# Solve Strange Function: Find the Equation

• mubashirmansoor
In summary, the conversation is about a person seeking help from math experts to figure out the equation of a strange function that passes through a set of coordinates. After some suggestions and attempts, it is determined that the function can be represented by using a combination of a diagonal ascending function and an oscillating function. The person thanks everyone for their help in solving the problem.
mubashirmansoor
A strange function...

Last night I was faced with a strange function & I couldn't figure out the equation of the function hence I thought I can get some help from the math experts over here...

The function passes through these cordinates:

(3,1) (4,1) (5,2) (6,2) (7,3) (8,3) (9,4) (10,4) .....
it's logicallt very simple to predict it's next terms but I still couldn't find the equation...

I'd be really really glad if someone would help me figure this out...
Tahnks.

mubashirmansoor said:
Last night I was faced with a strange function & I couldn't figure out the equation of the function hence I thought I can get some help from the math experts over here...

The function passes through these cordinates:

(3,1) (4,1) (5,2) (6,2) (7,3) (8,3) (9,4) (10,4) .....
it's logicallt very simple to predict it's next terms but I still couldn't find the equation...

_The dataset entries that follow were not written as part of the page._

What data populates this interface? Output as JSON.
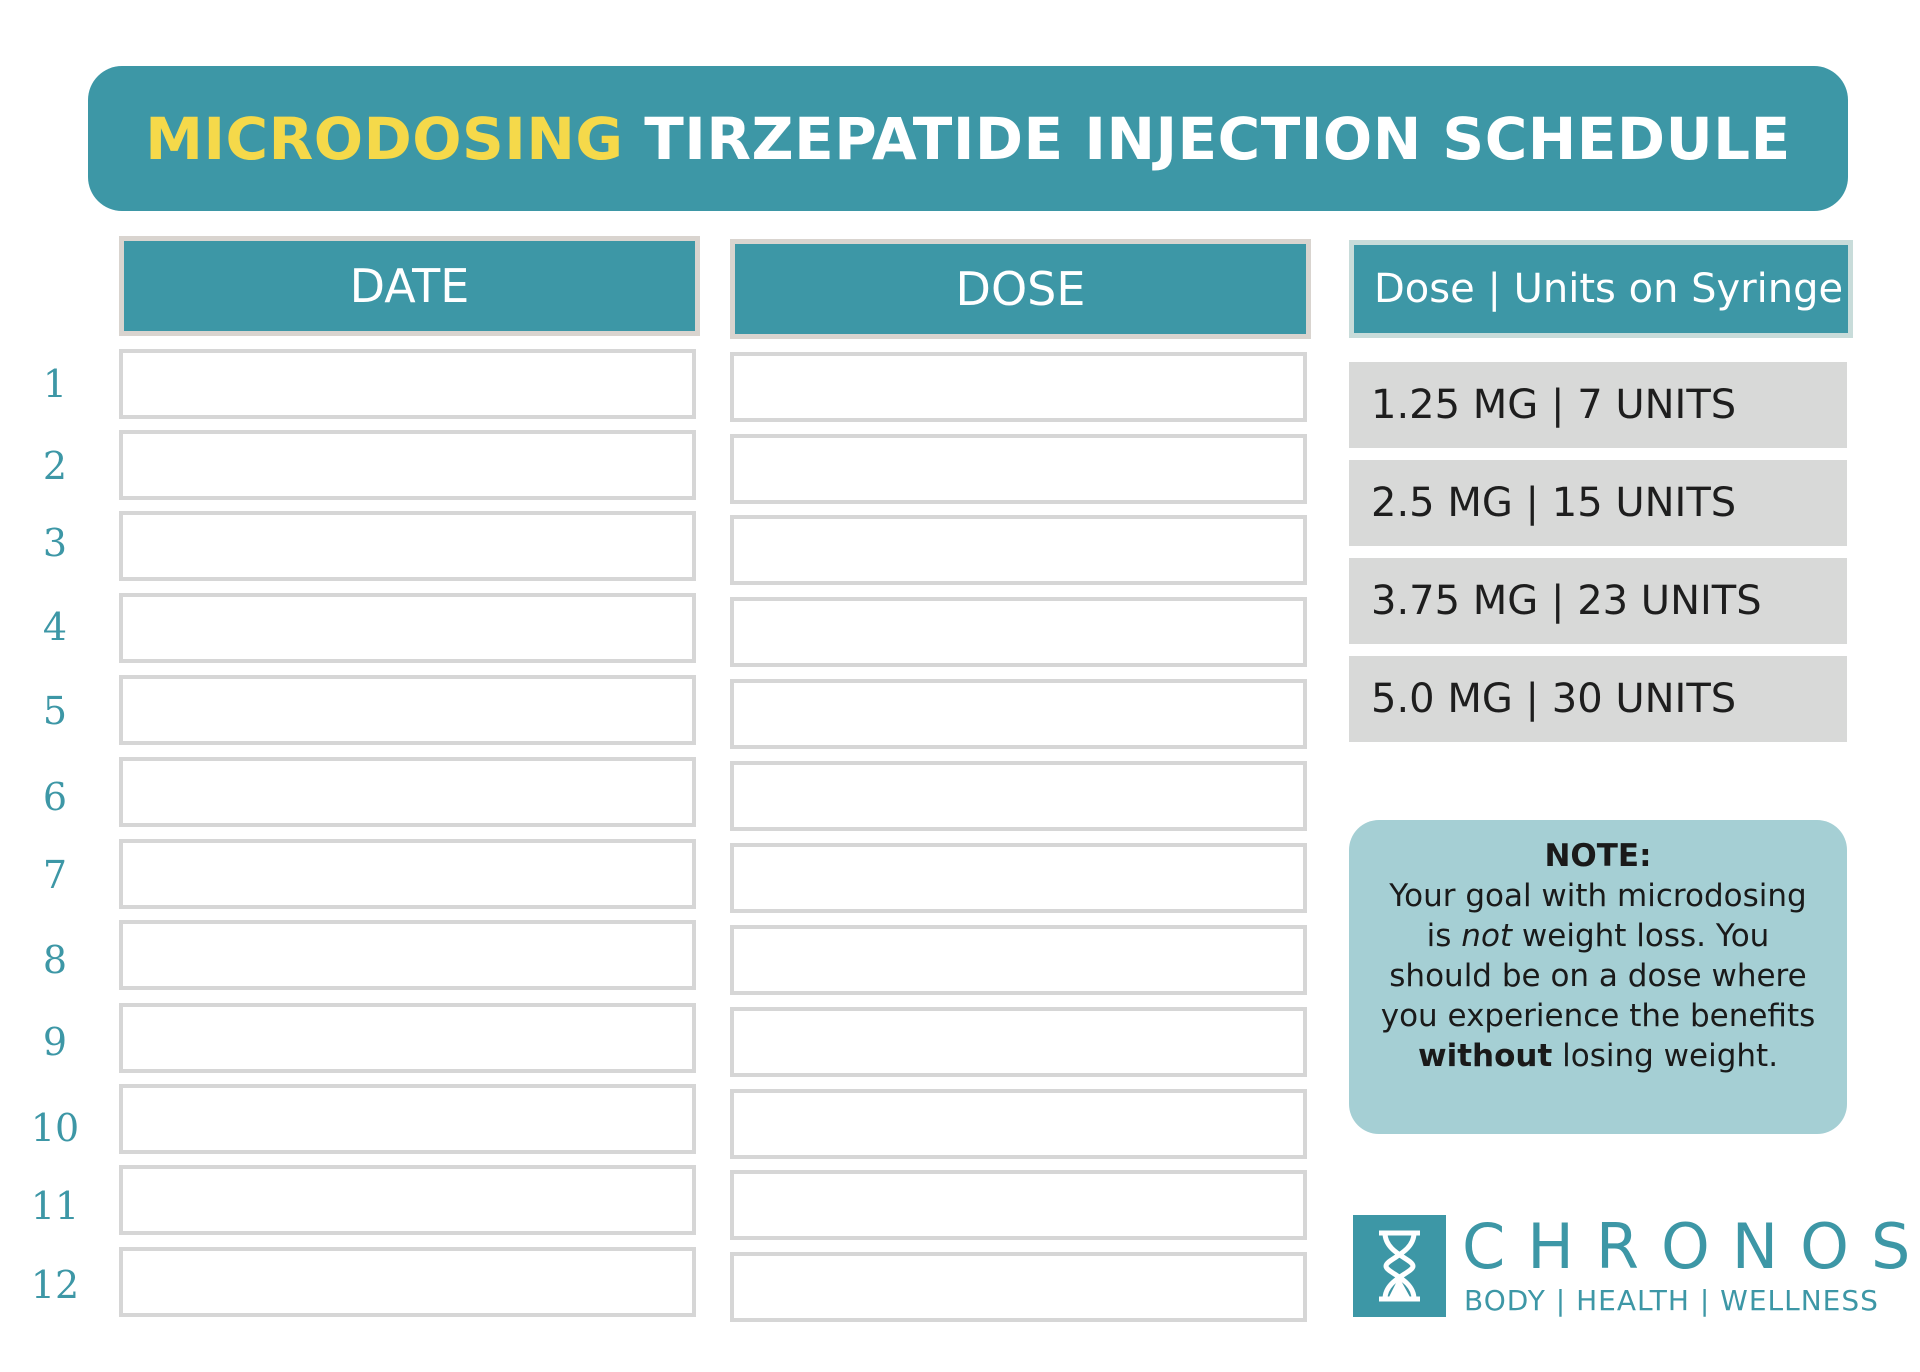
{
  "title": {
    "highlight": "MICRODOSING",
    "rest": " TIRZEPATIDE INJECTION SCHEDULE",
    "highlight_color": "#f5d94a",
    "banner_color": "#3d97a6"
  },
  "columns": {
    "date": "DATE",
    "dose": "DOSE",
    "reference": "Dose | Units on Syringe"
  },
  "rows": [
    "1",
    "2",
    "3",
    "4",
    "5",
    "6",
    "7",
    "8",
    "9",
    "10",
    "11",
    "12"
  ],
  "dose_reference": [
    "1.25 MG | 7 UNITS",
    "2.5 MG | 15 UNITS",
    "3.75 MG | 23 UNITS",
    "5.0 MG | 30 UNITS"
  ],
  "note": {
    "title": "NOTE:",
    "part1": "Your goal with microdosing is ",
    "emphasis": "not",
    "part2": " weight loss. You should be on a dose where you experience the benefits ",
    "strong": "without",
    "part3": " losing weight."
  },
  "brand": {
    "name": "CHRONOS",
    "tagline": "BODY | HEALTH | WELLNESS",
    "icon": "hourglass-icon"
  }
}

I'd be really really glad if someone would help me figure this out...
Tahnks.

add two functions. a diagonal ascending one like y = x/2, and an oscilating one like sin. fiddle with coefficients to get it right

You may want to investigate this: http://mathworld.wolfram.com/LagrangeInterpolatingPolynomial.html" .

Last edited by a moderator:
You may want to investigate this: http://mathworld.wolfram.com/LagrangeInterpolatingPolynomial.html" .
trouble with that is it covers a finite number of points. the sequence in the post is infinite

i reckon (2x - 3 - Cos[Pi x])/4 will do it. Cos taking radian arguments. silly errors aside

Last edited by a moderator:
Try using the floor function:

$$\left(x, \lfloor \frac{1}{2}\left( x-1 \right) \rfloor \right)$$

That is the function might look like this:

$$f: [3,\infty) \rightarrow \Re; x \mapsto \lfloor \frac{1}{2}\left(x-1\right) \rfloor$$

Last edited:
Thanks from everybody who posted.
The problem is solved & you were all a great help
Once again Thankyou...

## 1. What is a strange function?

A strange function is a mathematical function that exhibits unusual or unexpected behavior, often due to its complex or non-linear nature. These functions may have multiple solutions, or no solutions at all.

## 2. How do you find the equation for a strange function?

Finding the equation for a strange function can be challenging and may require advanced mathematical techniques. One approach is to analyze the function's behavior and identify key features, such as its domain, range, and critical points. These can then be used to construct an equation that fits the observed pattern.

## 3. Can all strange functions be solved?

Not all strange functions can be solved using traditional methods. Some may have solutions that cannot be expressed in terms of familiar mathematical functions, while others may have infinitely many solutions. In some cases, numerical methods or approximations may be used to find an approximate solution.

## 4. What are some common examples of strange functions?

Some common examples of strange functions include fractals, chaotic systems, and transcendental functions such as the Riemann zeta function. These functions often exhibit complex and unpredictable behavior, making them difficult to solve and understand.

## 5. How can solving strange functions be useful?

Solving strange functions can have many practical applications, such as in physics, engineering, and economics. These functions often model real-world phenomena that cannot be described by simple equations, allowing researchers to gain a better understanding of complex systems and make more accurate predictions.